Sequeira conducted a study over the last year that found many pediatricians were concerned about providing gender-affirming healthcare. “Which is a shame, because we so desperately need more providers in this area,” Sequeira says. A lack of available doctors doesn’t mean young people will stop needing affirmative care, adds Susan. It is possible that they will seek care underground without supervision from a doctor. This could prove dangerous.

This exodus hasn’t occurred for abortion providers despite years of deadly attacks including bombings, arson and threats of death. David S. Cohen is a Drexel University professor and author of Living in the Crosshairs – The Untold Stories Of Anti-Abortion Terrorism. Cohen states that there have been many cases where abortion clinics were forced to close as a result of regulatory and financial constraints. If anti-trans legislation continues to grow, it could also happen to providers of gender-affirming care, regardless of whether doctors decide to quit the field.

“The impact of this harassment is broad. It has a negative impact on clinical care. It can also impact research. It even affects philanthropic support, which for a lot of programs has been critical,” says Garofalo, who adds that there has already been “tremendous amount of efforts to defund” his research on gender-affirming care with the National Institute of Health.

Continue reading: Andraya Yearwood, a Star of Hulu’s New Changing the Game Documentary, Talks Life as a Trans Athlete

In November, the Children’s Medical Center Dallas and UT Southwestern Medical Center in Texas dissolved their six-year-old program that offered gender-affirming care to young people. The two medical centers stated that the best way to protect patients’ privacy was to disband the program in a statement sent to LGBTQNation.

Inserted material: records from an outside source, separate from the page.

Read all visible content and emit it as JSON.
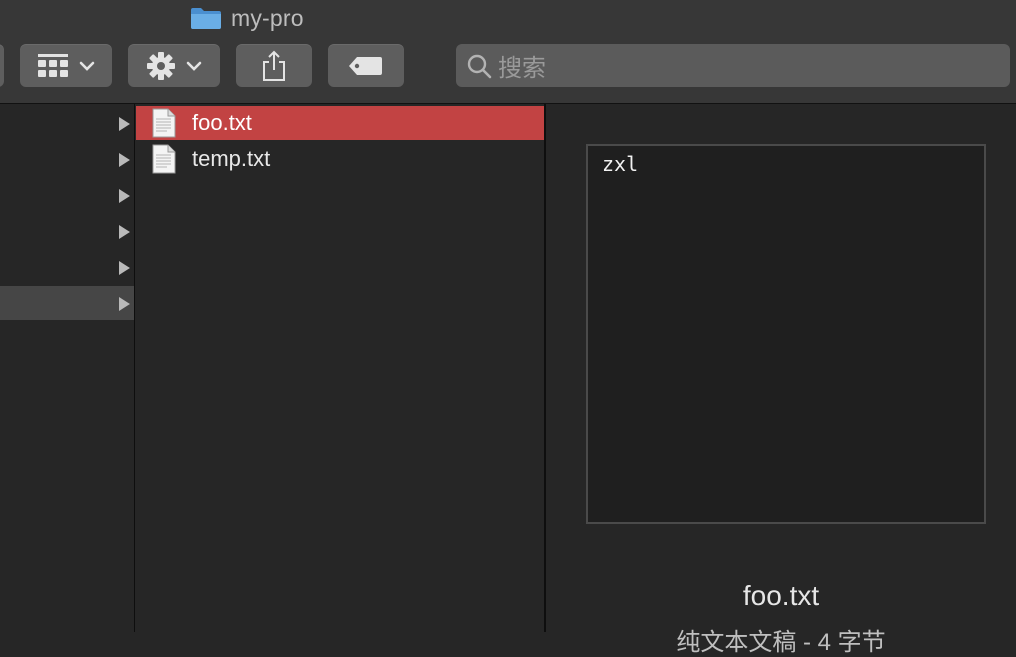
{
  "window": {
    "title": "my-pro"
  },
  "toolbar": {
    "view_icon": "grid-view-icon",
    "action_icon": "gear-icon",
    "share_icon": "share-icon",
    "tag_icon": "tag-icon",
    "search": {
      "placeholder": "搜索",
      "icon": "search-icon"
    }
  },
  "sidebar_column": {
    "row_count": 6,
    "selected_index": 5
  },
  "files": [
    {
      "name": "foo.txt",
      "selected": true
    },
    {
      "name": "temp.txt",
      "selected": false
    }
  ],
  "preview": {
    "content": "zxl",
    "file_name": "foo.txt",
    "kind": "纯文本文稿 - 4 字节"
  },
  "colors": {
    "selection": "#c24343",
    "toolbar_bg": "#373737",
    "button_bg": "#5e5e5e",
    "window_bg": "#262626"
  }
}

Following organized protests targeting hospital board members that argued the care was child abuse, according to the Texas Tribune. It was the first of its kind in Pennsylvania.

“That’s the part that really breaks my heart about all this,” says Sequeira. “There’s a lot that’s really challenging about being an adolescent, and especially an adolescent who is finding ways to affirm their gender.”

“It just makes me so fearful to see the increasing number of protests and discrimination happening to us as providers,” she continues, “Knowing that, I can only imagine what’s happening in communities, for many, many kids.”